Падилья подал кофе в гостиную - огромную комнату с окнами по двум стенам, отделанную тиковыми панелями с легким креном в корабельную романтику. Плеск прибоя внизу и то возникающий, то исчезающий луч маяка поддерживали иллюзию, будто мы расположились в судовой рубке.

Фергюсон выпил по меньшей мере кварту кофе. Чем больше он трезвел, тем напряженнее становился. Закутанный в махровый халат, он походил на гималайского святого на грани мистического озарения.

Наконец он встал и прошел в соседнюю комнату. Когда он зажег там свет, за аркой двери я увидел белый концертный рояль и задрапированную арфу. На рояле стояла фотография в серебряной рамке.

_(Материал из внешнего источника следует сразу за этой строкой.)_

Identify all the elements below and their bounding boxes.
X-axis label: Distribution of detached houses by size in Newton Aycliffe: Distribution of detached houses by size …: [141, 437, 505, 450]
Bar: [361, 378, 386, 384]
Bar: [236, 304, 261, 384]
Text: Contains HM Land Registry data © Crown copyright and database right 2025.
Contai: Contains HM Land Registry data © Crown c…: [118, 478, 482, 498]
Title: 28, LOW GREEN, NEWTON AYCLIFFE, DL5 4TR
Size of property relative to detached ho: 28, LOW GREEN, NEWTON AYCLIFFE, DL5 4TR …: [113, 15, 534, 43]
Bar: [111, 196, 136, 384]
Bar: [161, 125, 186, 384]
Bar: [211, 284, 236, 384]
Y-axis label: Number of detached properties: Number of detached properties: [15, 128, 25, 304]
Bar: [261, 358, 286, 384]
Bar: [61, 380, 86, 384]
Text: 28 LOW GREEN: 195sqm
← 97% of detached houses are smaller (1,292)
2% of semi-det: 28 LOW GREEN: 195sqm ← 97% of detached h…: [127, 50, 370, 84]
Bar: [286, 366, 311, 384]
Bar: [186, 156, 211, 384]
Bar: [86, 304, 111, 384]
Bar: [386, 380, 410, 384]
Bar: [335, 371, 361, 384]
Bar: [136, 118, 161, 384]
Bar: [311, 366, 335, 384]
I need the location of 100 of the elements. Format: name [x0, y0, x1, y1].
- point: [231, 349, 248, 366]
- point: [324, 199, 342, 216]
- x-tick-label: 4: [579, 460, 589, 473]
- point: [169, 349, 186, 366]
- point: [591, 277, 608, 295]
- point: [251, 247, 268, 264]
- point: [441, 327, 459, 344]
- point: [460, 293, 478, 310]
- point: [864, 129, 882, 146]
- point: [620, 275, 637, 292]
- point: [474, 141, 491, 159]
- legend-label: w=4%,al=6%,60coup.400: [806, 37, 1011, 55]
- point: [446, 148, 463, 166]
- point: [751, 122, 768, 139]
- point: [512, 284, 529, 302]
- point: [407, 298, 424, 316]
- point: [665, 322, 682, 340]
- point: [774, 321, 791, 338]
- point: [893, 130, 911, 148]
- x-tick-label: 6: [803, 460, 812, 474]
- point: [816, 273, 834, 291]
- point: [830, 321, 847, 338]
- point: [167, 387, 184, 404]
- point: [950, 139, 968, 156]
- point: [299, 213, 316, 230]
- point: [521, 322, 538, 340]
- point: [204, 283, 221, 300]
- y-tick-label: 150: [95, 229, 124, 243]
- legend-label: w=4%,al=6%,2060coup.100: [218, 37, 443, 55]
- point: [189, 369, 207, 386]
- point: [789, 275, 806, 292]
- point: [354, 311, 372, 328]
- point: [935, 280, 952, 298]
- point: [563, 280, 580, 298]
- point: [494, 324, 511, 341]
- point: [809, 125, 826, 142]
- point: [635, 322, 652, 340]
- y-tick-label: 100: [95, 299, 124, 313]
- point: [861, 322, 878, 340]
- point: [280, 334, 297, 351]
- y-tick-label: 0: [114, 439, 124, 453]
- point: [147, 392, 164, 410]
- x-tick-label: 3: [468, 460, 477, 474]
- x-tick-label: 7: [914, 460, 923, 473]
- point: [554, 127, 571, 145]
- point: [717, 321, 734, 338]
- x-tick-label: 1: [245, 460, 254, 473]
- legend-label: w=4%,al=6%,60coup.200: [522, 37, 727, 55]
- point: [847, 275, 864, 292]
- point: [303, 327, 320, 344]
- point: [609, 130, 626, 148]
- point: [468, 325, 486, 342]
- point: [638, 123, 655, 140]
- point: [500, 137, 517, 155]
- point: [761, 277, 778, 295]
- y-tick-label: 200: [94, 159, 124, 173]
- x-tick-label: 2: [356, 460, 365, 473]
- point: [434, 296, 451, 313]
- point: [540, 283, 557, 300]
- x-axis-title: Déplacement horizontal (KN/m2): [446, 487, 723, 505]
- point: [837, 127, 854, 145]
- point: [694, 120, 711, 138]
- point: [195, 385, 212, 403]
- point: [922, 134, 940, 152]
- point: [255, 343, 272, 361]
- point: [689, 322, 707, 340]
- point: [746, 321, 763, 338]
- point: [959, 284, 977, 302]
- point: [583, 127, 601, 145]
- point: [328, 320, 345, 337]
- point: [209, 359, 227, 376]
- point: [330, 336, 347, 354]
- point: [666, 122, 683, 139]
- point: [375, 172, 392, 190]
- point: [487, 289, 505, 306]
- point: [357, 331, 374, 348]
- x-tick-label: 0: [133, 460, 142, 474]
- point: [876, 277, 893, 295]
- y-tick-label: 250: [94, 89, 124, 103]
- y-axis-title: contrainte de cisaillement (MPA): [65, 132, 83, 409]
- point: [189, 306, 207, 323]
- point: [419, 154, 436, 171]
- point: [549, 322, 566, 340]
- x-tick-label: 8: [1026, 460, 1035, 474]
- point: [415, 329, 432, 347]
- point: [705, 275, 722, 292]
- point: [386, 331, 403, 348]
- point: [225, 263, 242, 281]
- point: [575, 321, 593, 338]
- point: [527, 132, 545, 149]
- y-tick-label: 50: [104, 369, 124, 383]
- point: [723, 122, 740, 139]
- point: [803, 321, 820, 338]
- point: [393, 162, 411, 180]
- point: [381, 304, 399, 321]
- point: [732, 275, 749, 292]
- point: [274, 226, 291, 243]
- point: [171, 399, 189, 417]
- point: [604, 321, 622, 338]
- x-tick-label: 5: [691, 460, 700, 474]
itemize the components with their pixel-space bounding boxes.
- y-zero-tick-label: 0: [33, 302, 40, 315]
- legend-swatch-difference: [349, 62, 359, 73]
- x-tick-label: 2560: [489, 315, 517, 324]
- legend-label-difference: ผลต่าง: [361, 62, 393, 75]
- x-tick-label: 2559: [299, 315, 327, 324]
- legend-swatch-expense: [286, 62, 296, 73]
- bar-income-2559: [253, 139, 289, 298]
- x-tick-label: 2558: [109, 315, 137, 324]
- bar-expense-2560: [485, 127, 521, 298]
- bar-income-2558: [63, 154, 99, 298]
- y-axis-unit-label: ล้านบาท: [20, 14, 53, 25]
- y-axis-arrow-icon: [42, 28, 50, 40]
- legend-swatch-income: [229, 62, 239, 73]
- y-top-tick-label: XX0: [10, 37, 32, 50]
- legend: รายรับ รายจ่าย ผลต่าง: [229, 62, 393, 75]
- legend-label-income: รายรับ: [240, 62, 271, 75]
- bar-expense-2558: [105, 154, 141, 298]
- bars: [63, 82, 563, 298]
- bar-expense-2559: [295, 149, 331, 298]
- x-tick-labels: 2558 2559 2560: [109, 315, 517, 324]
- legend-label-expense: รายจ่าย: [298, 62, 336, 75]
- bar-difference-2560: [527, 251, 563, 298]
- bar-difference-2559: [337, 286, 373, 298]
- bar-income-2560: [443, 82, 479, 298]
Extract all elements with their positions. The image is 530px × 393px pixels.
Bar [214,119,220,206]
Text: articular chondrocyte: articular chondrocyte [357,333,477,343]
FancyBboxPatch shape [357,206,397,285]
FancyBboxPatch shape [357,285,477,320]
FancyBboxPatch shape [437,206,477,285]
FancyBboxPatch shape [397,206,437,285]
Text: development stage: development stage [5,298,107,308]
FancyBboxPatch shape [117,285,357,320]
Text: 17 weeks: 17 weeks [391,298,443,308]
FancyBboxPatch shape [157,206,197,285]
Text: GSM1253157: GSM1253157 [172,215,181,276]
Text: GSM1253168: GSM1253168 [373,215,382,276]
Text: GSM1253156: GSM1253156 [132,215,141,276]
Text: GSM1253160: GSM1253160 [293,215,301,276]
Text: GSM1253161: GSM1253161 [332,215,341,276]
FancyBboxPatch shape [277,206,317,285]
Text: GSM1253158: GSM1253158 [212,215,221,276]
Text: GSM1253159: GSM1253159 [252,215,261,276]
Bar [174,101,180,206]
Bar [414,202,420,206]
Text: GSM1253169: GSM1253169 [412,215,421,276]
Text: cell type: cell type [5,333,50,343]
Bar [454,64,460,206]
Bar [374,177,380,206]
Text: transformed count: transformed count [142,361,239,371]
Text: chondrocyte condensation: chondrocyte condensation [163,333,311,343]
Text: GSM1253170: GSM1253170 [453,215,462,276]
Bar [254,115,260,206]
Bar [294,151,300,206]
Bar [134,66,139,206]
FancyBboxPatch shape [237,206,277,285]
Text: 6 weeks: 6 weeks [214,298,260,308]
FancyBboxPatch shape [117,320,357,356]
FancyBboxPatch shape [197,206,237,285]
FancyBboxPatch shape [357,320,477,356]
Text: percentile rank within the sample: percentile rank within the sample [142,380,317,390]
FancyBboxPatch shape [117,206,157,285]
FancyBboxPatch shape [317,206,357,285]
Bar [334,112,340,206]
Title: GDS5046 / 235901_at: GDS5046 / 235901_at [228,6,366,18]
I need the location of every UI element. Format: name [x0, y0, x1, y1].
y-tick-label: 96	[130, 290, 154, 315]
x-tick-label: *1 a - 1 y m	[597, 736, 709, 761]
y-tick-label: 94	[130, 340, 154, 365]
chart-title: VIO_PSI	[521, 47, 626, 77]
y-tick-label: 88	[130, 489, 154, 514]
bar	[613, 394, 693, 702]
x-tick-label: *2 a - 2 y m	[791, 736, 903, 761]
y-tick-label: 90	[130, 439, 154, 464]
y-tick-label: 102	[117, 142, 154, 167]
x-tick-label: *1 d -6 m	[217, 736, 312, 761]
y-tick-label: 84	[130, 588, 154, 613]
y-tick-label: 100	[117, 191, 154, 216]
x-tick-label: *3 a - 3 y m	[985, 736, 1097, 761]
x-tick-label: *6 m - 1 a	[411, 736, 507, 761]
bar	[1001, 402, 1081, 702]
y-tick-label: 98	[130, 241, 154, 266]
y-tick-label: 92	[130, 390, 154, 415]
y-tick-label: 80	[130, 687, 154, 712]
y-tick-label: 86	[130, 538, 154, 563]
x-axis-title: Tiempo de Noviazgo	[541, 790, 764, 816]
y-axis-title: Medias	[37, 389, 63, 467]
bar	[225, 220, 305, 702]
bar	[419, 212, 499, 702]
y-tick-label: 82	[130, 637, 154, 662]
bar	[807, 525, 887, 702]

Фергюсон взял ее, несколько секунд пристально рассматривал и прижал к груди. Его словно свела судорога, некрасивое лицо стало почти уродливым. Казалось, он рыдает - беззвучно и без слез.

- Бедняга, - сказал Падилья, подошел к арке и остановился, чтобы не вторгаться в чужое горе.

Я был менее деликатен и прошел через арку.

- Фергюсон, звонили о вашей жене?

Он кивнул.

- Её нет в живых?

- Они говорят, что она жива. Не знаю.

- Они?

- Её похитители. Холли увезли.

- Похитили?

- Да. Они требуют двести тысяч долларов.

Падилья у меня за спиной присвистнул.

- Они вам уже звонили?

- Да. Но меня не было дома. Я весь день сюда почти не заглядывал.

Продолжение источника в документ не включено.